4. Qual a “tensão” que a separação entre economia e política acarreta para as modernas democracias?
Até o século XIX o poder político e o poder econômico estavam sempre nas mesmas mãos. Durante toda Idade Média e no começo da Idade Moderna, as classes proprietárias da terra e a burguesia urbana dona do capital tinham também o comando político. Através do absolutismo, e por meio da política mercantilista, o Estado tornou-se a mais forte entidade econômica capitalista e monopolizou os meios de dominação política. Isso só veio a ser novamente questionado bem recentemente, quando o enorme crescimento dos poderes econômicos privados (como vemos hoje nestas Multi e Transnacionais) passou a ameaçar o poder do Estado. A força do capital, cada vez mais concentrado na mão de poucos, acaba por trazer consigo a oportunidade de “manipulação política”, pois é evidente que o poder político que detem os dirigentes da economia não é tão somente igual à força de seus votos. O poder do capital lhes permite influenciar a opinião pública através do financiamento de partidos políticos, dos jornais, do cinema, rádio e outros modos de comunicação de massa, lhes garantindo mais fácil acesso ao poder político. Ainda, através de sua competência em questões técnico-econômicas e nas relações internacionais, os dirigentes da economia parecem estar mais aptos a influenciar o poder político do que os dirigentes políticos a influenciar os poderes econômicos. É justamente essa separação de comando político e econômico que constitui esse estado de “tensão” característico das modernas democracias. De um lado, as grandes massas (representadas pelo poder político) querem submeter também a economia ao seu crivo e do outro, os dirigentes da economia declaram intolerável a influência político-democrática na mesma e aspiram conquistar o poder político para somá-lo ao poder econômico que já possuem.

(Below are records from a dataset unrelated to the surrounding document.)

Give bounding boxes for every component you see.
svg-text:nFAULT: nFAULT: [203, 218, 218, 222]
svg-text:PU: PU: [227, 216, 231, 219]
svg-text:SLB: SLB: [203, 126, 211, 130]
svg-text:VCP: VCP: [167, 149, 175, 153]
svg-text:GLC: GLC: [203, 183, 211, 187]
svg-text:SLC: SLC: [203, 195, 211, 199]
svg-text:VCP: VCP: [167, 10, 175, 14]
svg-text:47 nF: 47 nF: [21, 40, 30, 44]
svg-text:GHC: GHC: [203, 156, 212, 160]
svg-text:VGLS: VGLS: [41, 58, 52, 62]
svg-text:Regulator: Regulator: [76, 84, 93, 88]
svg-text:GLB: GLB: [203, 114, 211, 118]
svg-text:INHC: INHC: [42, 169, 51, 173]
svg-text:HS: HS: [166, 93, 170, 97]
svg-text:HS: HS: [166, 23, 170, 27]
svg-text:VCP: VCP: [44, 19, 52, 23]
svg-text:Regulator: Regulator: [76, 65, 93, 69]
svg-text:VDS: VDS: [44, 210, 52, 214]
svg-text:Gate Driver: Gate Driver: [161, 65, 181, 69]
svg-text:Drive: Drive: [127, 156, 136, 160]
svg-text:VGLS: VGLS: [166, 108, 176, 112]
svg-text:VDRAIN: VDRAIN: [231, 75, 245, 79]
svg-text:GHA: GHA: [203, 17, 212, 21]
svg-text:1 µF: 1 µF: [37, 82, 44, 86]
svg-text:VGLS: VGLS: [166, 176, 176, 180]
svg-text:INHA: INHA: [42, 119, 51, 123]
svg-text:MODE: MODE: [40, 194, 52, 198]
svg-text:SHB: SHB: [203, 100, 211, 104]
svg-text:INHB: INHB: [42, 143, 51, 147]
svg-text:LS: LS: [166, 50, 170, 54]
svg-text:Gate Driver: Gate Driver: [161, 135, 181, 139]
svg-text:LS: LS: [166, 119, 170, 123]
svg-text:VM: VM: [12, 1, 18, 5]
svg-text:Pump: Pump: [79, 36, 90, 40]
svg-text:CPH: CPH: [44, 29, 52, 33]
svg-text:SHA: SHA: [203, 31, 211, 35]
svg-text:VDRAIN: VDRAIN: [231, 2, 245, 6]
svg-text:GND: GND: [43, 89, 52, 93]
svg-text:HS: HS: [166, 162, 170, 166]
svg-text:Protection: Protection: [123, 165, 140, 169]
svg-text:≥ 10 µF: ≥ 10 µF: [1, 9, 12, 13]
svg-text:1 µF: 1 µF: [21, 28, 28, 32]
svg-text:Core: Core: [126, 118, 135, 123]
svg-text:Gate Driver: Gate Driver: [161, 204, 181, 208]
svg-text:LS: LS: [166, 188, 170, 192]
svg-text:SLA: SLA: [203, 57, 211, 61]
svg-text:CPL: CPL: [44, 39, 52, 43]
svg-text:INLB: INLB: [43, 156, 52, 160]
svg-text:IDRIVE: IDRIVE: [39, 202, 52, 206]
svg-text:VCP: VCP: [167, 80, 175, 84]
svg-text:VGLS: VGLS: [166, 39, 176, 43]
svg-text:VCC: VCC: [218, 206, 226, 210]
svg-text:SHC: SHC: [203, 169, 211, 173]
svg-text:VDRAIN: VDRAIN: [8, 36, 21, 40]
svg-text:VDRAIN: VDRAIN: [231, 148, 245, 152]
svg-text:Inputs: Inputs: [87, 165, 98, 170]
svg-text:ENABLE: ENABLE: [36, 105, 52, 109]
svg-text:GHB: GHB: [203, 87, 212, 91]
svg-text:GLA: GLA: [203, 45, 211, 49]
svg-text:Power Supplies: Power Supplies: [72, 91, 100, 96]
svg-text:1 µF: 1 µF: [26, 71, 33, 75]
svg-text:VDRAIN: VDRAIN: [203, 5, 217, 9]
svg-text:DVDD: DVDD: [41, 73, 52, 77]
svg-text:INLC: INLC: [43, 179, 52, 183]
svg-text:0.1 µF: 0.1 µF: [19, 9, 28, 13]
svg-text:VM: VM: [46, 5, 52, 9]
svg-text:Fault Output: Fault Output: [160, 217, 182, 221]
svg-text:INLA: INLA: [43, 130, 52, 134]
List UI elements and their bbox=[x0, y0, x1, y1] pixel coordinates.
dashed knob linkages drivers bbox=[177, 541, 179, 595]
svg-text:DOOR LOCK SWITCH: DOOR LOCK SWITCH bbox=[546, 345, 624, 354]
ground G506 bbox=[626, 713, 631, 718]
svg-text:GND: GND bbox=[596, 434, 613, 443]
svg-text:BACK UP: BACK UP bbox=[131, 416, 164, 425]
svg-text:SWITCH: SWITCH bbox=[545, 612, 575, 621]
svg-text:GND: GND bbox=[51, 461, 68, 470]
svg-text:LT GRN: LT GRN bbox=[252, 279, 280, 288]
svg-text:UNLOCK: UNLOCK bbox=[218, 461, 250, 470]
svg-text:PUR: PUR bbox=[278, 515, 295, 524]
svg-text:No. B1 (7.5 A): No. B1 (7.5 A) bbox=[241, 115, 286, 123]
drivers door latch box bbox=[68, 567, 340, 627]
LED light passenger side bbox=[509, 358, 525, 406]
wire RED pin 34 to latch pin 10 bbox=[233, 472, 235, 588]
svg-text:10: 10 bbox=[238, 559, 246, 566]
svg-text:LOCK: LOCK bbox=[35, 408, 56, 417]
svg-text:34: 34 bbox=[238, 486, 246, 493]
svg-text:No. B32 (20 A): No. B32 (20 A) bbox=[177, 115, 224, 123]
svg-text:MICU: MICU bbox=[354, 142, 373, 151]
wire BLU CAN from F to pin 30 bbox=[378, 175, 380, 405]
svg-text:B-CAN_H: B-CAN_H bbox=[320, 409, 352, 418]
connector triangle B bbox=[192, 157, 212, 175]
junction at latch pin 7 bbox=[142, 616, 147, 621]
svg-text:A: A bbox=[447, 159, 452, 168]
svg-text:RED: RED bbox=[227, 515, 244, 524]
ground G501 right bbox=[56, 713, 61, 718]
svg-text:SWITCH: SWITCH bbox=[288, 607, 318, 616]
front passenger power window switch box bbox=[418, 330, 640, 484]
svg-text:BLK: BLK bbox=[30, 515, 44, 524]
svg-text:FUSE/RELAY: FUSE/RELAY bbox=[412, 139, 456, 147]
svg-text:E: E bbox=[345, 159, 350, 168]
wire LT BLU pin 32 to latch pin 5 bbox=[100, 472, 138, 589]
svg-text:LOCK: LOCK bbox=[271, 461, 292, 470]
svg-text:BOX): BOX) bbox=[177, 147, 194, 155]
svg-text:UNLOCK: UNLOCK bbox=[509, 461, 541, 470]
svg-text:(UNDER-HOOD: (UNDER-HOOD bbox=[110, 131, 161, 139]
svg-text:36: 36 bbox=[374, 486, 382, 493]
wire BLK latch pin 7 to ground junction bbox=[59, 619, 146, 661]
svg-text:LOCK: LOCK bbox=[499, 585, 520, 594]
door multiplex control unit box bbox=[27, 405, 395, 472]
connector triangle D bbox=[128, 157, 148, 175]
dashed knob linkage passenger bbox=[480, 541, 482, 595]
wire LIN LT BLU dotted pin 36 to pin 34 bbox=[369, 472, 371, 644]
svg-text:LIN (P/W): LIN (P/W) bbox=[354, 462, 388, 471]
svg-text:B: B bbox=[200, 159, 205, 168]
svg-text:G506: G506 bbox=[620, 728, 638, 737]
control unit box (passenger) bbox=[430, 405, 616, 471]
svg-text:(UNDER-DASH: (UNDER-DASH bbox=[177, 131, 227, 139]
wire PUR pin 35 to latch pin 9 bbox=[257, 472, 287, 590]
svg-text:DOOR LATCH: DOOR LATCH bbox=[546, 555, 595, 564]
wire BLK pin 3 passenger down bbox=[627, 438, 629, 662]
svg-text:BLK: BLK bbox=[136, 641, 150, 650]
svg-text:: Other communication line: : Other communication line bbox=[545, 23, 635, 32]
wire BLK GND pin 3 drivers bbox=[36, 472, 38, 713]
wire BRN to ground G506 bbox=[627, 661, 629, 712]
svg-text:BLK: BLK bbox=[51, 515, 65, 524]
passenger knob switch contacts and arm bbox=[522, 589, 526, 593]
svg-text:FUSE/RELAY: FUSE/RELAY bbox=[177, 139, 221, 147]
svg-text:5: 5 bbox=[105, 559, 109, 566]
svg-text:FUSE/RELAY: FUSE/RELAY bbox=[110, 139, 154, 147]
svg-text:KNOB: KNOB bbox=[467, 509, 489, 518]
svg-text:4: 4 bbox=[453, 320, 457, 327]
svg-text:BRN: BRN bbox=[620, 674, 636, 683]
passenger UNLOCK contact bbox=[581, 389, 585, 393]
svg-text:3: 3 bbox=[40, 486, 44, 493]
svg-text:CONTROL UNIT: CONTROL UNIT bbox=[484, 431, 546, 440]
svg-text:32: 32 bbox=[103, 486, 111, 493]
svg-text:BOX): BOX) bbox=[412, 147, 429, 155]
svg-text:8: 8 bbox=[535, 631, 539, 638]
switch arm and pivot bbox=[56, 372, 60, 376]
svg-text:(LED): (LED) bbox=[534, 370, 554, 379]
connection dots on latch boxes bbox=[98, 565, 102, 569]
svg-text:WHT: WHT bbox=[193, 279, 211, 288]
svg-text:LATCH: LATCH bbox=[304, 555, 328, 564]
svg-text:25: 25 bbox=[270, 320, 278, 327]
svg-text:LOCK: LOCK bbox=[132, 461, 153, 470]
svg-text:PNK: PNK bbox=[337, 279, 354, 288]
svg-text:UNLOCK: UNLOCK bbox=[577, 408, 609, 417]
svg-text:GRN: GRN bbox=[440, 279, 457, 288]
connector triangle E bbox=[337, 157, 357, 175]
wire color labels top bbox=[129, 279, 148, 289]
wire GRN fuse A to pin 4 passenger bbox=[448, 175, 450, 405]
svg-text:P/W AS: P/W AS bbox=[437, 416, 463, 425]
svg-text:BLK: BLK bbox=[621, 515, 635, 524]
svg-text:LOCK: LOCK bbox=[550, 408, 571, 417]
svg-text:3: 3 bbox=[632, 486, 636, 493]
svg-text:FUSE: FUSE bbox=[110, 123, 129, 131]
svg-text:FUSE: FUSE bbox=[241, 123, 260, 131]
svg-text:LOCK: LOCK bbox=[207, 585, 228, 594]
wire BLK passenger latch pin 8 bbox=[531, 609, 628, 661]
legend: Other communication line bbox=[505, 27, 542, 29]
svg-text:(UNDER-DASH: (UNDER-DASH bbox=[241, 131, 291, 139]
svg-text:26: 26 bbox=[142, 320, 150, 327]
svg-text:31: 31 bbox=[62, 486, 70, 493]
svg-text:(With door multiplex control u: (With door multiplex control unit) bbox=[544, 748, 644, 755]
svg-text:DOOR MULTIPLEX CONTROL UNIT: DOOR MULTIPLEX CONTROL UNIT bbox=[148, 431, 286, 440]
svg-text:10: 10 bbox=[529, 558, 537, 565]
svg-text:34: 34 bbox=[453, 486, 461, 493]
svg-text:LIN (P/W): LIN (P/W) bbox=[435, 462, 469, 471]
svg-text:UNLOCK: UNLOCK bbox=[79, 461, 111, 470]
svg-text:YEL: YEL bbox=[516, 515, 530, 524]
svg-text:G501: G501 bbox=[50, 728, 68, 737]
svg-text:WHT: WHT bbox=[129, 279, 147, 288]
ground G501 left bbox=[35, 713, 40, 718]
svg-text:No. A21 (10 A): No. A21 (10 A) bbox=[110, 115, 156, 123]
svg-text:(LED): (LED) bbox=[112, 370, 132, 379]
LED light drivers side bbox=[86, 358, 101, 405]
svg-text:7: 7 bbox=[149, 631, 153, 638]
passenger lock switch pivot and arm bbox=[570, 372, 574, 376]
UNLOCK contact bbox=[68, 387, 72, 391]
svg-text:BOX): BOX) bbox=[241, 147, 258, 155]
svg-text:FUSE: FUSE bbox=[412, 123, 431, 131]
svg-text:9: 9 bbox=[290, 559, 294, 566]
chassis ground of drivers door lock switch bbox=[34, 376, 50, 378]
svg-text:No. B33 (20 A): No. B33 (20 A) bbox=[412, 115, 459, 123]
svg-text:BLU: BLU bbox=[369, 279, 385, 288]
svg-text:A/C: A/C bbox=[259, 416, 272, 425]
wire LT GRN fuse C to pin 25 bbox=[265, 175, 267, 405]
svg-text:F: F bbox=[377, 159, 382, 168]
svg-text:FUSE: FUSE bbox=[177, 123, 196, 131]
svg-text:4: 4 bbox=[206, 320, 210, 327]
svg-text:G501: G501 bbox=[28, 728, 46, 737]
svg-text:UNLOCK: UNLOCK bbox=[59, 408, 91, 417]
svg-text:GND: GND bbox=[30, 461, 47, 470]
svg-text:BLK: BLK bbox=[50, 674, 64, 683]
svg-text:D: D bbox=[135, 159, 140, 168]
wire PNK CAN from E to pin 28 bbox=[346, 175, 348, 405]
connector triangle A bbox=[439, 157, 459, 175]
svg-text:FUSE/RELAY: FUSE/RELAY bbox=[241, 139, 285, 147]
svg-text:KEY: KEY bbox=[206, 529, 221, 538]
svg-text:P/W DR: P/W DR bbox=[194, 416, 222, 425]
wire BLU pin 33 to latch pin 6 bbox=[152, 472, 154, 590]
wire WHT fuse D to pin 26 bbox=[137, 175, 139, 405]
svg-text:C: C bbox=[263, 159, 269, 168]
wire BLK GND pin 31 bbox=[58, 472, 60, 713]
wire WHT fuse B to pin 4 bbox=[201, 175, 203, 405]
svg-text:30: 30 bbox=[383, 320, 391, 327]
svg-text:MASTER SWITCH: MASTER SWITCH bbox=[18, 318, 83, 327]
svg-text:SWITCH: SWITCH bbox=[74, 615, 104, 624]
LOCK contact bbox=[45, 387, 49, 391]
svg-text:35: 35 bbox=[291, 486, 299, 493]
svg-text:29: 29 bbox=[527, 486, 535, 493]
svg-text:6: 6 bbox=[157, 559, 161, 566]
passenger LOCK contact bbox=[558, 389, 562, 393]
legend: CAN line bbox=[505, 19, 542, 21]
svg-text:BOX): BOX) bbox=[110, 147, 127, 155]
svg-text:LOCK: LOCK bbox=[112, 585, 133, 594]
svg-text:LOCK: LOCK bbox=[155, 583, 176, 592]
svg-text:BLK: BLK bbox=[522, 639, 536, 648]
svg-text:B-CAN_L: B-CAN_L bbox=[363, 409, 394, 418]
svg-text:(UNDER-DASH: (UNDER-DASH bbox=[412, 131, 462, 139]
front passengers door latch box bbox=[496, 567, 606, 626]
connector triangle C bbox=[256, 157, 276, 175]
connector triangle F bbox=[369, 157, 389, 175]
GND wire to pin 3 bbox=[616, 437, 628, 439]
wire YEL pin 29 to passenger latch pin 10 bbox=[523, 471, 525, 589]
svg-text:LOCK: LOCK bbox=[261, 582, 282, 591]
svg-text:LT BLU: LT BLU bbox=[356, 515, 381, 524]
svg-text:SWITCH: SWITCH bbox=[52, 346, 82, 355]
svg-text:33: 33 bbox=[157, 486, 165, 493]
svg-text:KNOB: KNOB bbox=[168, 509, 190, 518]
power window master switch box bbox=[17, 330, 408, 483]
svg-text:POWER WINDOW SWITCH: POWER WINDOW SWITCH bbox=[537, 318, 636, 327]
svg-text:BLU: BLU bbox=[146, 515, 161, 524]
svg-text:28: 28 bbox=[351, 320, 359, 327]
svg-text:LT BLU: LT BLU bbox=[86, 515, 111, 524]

5. Qual a relação entre as ordenações normativas sociais e os atos da vontade humana?
As ordenações normativas sociais são conjuntos de regras estabelecidas (pela própria vontade humana) para possibilitar a vida em sociedade. Como são limitadoras do livre arbítrio, podem ser encaradas como punitivas, mas são elas que determinam o espaço de cada um, ou seja, até onde vão os meus direitos e onde começam os direitos do próximo. Certamente não seguimos essas normas com um caráter puramente voluntário. Aceitamo-las imaginando que a partir do momento em que as estamos seguindo, todos também estão, garantindo assim uma ordem efetiva neste mundo de relações sociais. Se isso não ocorre, a normatização se torna sem sentido. Dessa forma são criadas punições para quem desobedecer essas “ordenações normativas”. Não podemos confundí-las com moralidade ou religiosidade, pois nestas situações o que age é a vontade inerente de cada um, baseado na crença de que a ação correta a ser feita é aquela fundamentada na religião ou na moral própria. Assim, podemos diferenciar esse tipo de normas, as baseadas na intenção, cuja referência é a consciência, a razão ou mesmo Deus, das normas sociais, que são atribuídas à vontade humana em seu conjunto.
6. Estado: visão liberal e visão marxista.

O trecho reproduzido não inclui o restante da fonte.